If he didn’t stop now, he wouldn’t stop at all. He dragged himself off the sofa. He stood in front of Holly, breathing irregularly, wanting her so much that he hurt, right where it mattered.
But he wouldn’t do that to her. Or himself.
“Why, Gabe?” she asked softly. Her lips were swollen from the ardor of his kisses. “I don’t believe I’m saying this, but don’t you want to make love with me?”
His smile held no humor. “More than I want to solve this case.”
She looked as shocked as if he had hit her. “Then why…?”

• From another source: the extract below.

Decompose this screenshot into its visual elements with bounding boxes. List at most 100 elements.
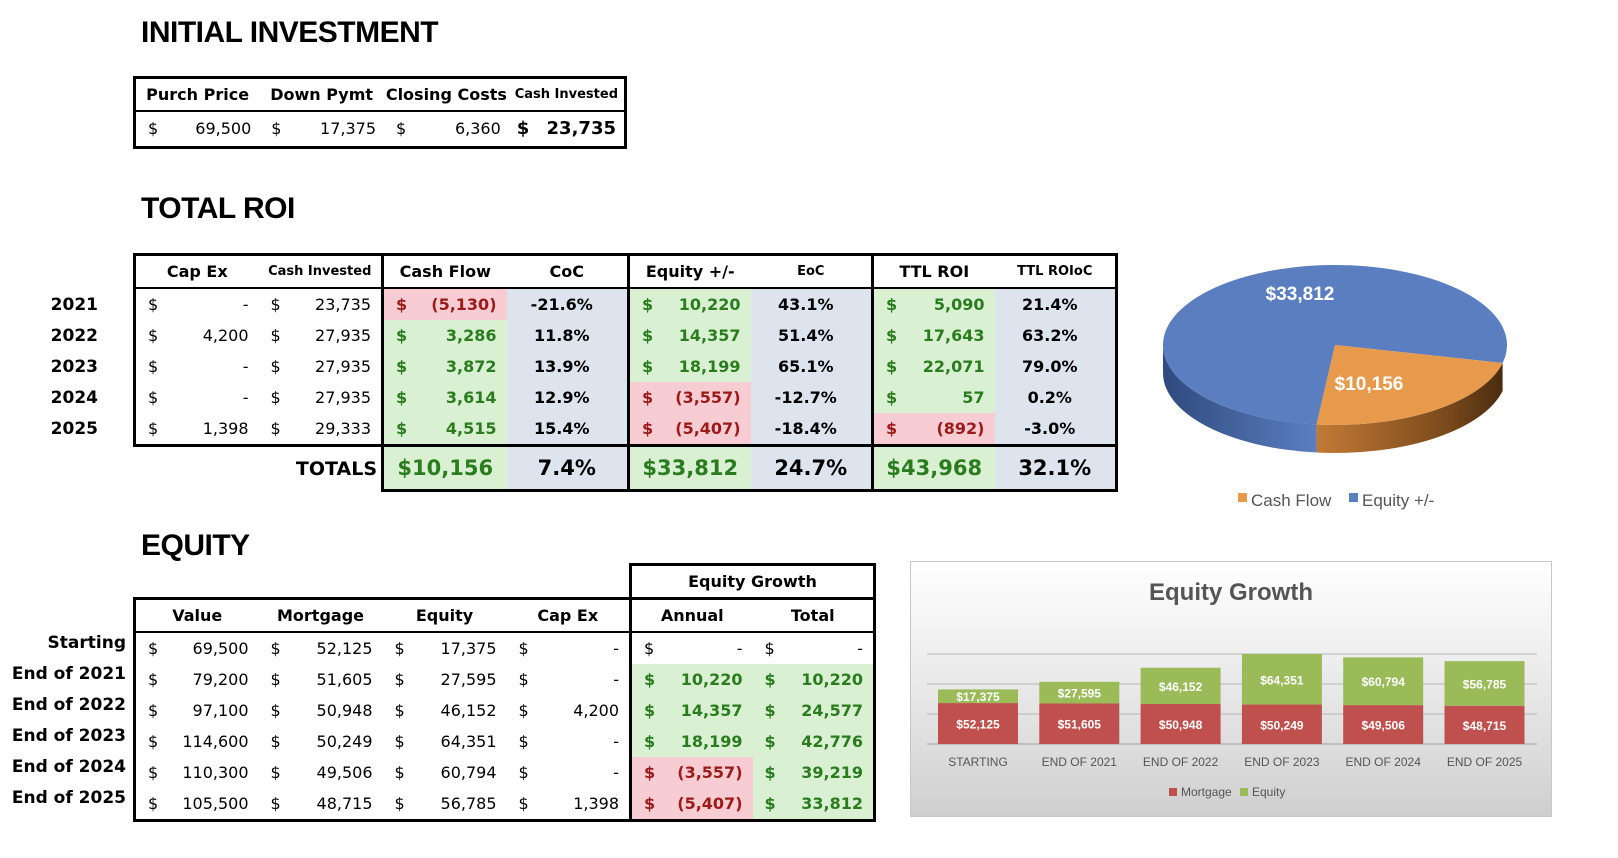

He ached to take her back into his arms. Ached bad. But he wouldn’t. To avoid the temptation, he sat on the reclining chair facing her, not beside her.
“Look, Holly.” He hoped his voice was stronger than it sounded. “We’ve been thrown together in an emotional situation. You’ve just lost your husband. You’re afraid and lonely. I know how that can affect a woman. But when this is all over, you’ll be ready for a new life. If we make love now, you’ll regret it. I’ll regret taking advantage of you.”
“Why would you regret it, Gabe? I’m a consenting adult, so you wouldn’t be taking advantage of me. Is there more to it than that?”